At other moments in Blues for Cannibals, the intensity of Bowden’s jazzed-up style can grate. His eulogies for lost friends, for example, are morose and personal–surrounded by sickness, he grows obsessed with Italian cooking, and puts together a lot of appetizing-sounding meals–but not especially instructive. A more conspicuous problem is that he isn’t always as intent on elaborating his own prejudices as he is in the chapter on sex crimes. This is particularly noticeable whenever Mexico comes up. Mexico in these essays is realer than real, or at least realer than it is here in the United States. It’s dusty and lawless and authentic in a way that we Americans, safe in our strip malls and subdivisions, can never hope–or despair–to be.

Assigned to write a story about Mexican truckers, Bowden crosses the border by foot and instantly comes upon this ur-reality, as embodied by a mural of Che Guevara: “I leaned on the railing of the bridge and looked at Che, ignoring the Indian woman squatting on the ground by my feet, her hand outstretched for coins, her dirty child underfoot,” he reminisces. “God, I loved the smells coming off the city, the stench from the river, the whiff of garbage, the perfume of the young girls, the diesel fumes from the trucks, and Che looking up into history and behind him on the big hill over Juarez a message in stone that shouted THE BIBLE IS THE TRUTH.”

This is a risky rhetorical game, and the fact that Bowden clearly does love Mexico and the entire border region with a sincere passion doesn’t necessarily make his mythologizing any more palatable. In the past he has gotten into some trouble for playing loose with the facts in writing about Mexico, evoking it as a place of nameless violence at the expense of the real complexity of life there. And certainly he seems more interested in poetry than documentation; all his descriptions serve to maximize the book’s sense of legend and symbol (see also women, and that mesquite tree).

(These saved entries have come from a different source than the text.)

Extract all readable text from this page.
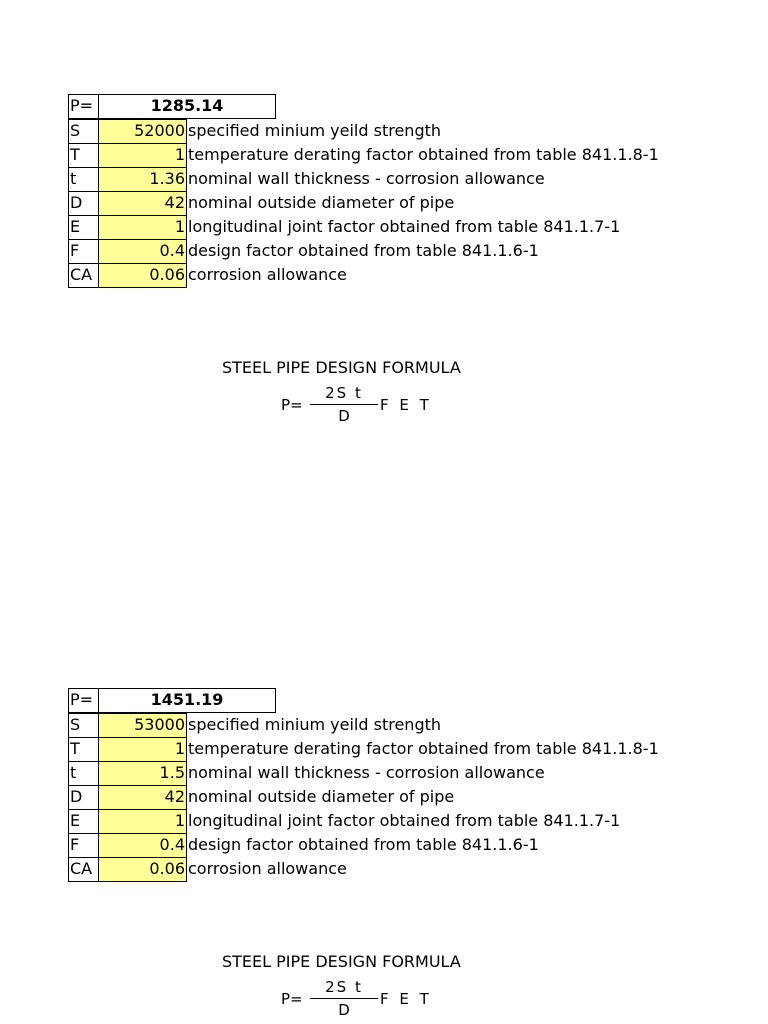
P=	1285.14
S	52000 specified minium yeild strength
T	1 temperature derating factor obtained from table 841.1.8-1
t	1.36 nominal wall thickness - corrosion allowance
D	42 nominal outside diameter of pipe
E	1 longitudinal joint factor obtained from table 841.1.7-1
F	0.4 design factor obtained from table 841.1.6-1
CA	0.06 corrosion allowance
STEEL PIPE DESIGN FORMULA
P=
2S t
D
F E T
P=	1451.19
S	53000 specified minium yeild strength
T	1 temperature derating factor obtained from table 841.1.8-1
t	1.5 nominal wall thickness - corrosion allowance
D	42 nominal outside diameter of pipe
E	1 longitudinal joint factor obtained from table 841.1.7-1
F	0.4 design factor obtained from table 841.1.6-1
CA	0.06 corrosion allowance
STEEL PIPE DESIGN FORMULA
P=
2S t
D
F E T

Yet he can be forgiven. The reason is that every page of Blues for Cannibals drips with emotion and heat. And this, along with his real talent, makes it worthwhile reading for anyone who cares about the Southwest. There are sentences in this book that are tormented and annoying, and others that will stop your heart. In the end, the way he conjures up the world–the way he bends your ear at that bar, filling the smoky air with his strange and violent tales–is so damn interesting, you just have to listen.

Alix Ohlin is a graduate of UT’s Michener Center for Writers. Her first novel is forthcoming from Knopf.